The agenda for the Feb. 8, 2011 Riverside County Board of Supervisors meeting includes an amendment to Ordinance 884 that would allow a targeted residential protest within 3 feet of the property line instead of 30.
Supervisor Stone proposing revisions to anti-picketing measure he helped create
Posted By jose.arballo On February 7, 2011 @ 7:02 pm
An anti-picketing measure approved by Riverside County supervisors in the face of heated criticism nearly two years ago is expected to be largely undone tomorrow — at the request of the very supervisor who wanted it in the first place.

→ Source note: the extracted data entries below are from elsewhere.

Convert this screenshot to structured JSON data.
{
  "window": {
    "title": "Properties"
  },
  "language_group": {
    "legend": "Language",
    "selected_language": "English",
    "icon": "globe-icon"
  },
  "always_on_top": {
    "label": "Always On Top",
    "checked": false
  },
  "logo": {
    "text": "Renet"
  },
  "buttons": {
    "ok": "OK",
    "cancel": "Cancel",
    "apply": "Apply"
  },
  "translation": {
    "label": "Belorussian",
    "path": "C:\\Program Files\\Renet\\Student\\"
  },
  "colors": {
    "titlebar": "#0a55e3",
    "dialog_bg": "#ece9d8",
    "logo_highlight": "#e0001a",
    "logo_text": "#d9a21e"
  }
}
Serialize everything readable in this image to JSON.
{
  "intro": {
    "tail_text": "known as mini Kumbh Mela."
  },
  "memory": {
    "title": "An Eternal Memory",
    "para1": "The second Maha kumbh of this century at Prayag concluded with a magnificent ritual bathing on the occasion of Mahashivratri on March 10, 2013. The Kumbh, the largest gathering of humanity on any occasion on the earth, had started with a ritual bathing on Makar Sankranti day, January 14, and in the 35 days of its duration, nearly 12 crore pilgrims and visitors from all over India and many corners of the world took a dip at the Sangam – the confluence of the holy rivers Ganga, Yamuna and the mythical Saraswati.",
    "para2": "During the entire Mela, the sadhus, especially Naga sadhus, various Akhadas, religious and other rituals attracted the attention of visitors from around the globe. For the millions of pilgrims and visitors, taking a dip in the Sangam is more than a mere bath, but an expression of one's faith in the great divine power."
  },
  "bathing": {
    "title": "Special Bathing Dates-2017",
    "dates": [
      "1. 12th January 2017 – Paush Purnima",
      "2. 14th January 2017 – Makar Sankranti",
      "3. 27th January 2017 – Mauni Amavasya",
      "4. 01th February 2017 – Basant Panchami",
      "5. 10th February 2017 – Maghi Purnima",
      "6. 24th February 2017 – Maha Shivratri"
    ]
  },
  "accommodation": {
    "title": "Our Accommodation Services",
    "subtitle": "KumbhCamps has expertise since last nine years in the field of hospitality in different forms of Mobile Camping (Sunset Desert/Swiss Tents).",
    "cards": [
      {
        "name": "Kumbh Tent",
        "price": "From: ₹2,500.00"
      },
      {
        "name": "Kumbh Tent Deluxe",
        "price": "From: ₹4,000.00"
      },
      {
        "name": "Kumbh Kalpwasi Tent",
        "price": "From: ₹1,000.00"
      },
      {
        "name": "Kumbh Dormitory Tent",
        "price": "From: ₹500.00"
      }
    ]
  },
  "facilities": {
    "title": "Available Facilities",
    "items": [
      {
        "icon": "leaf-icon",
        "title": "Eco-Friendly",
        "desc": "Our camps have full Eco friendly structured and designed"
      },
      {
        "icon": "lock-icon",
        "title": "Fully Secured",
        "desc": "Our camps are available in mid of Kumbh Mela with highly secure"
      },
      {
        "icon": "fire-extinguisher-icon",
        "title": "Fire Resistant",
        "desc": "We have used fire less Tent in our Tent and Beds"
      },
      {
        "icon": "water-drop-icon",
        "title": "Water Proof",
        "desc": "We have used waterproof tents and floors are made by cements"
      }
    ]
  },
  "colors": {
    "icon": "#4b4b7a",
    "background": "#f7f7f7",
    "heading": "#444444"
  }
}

On a 4-1 vote in late February 2009, the Board of Supervisors implemented Ordinance 884, which prohibited “targeted residential picketing” closer than 30 feet from a person’s residence. Then-board Chairman Jeff Stone introduced the measure, arguing that it was necessary to protect people from harassment while in the comfort of their home.
Supervisor Bob Buster was the sole dissenter, saying the new law was unnecessary and imposed restrictions on people’s ability to exercise their constitutional right to peaceably assemble and protest.
Now Stone is proposing to shorten the prohibited distance from 30 feet to three feet from a targeted residence’s property line.
“The reduction will better protect the public’s First Amendment rights, while still maintaining the privacy interest of residential occupants and the ability of law enforcement to preserve order,” the supervisor wrote in his amendment proposal.
It’s unclear whether the anti-picketing measure has ever been enforced. A sheriff’s department report in September 2009 indicated there had been no instances in which it was applied.
From the beginning, Stone’s proposal was blasted by two county residents — Lirra Bishop of Perris and Julie Waltz of Norco — as well as members of the anti-Scientology group Anonymous.
Bishop and Waltz have made repeated appearances before the board, denouncing Ordinance 884 as an affront to freedom and raising questions about how and why it was conceived.
Stone cited instances of harassment of Church of Scientology members at their 700-acre Golden Era compound near Hemet as the impetus for the ordinance, as well as threats against supporters of Proposition 8, which confers legal recognition of marriage between only a man and woman in California.
The supervisor has received political campaign contributions from church attorney Sam Alhadeff.
During his push to have the ordinance enacted, Stone characterized members of Anonymous as militant hate-mongers who passed around racist literature and other provocative materials online. However, members of the group, who come from all walks of life, argued Stone was relying on propaganda supplied by church officials.
Anonymous activists demonstrate outside the Golden Era compound regularly, calling attention to what they allege are human rights violations by the church. None of the demonstrations have been violent.
Stone said the language of the ordinance, which was modeled on targeted picketing restrictions in the cities of Riverside and San Diego, as well as San Diego County, had passed muster with the United States Supreme Court.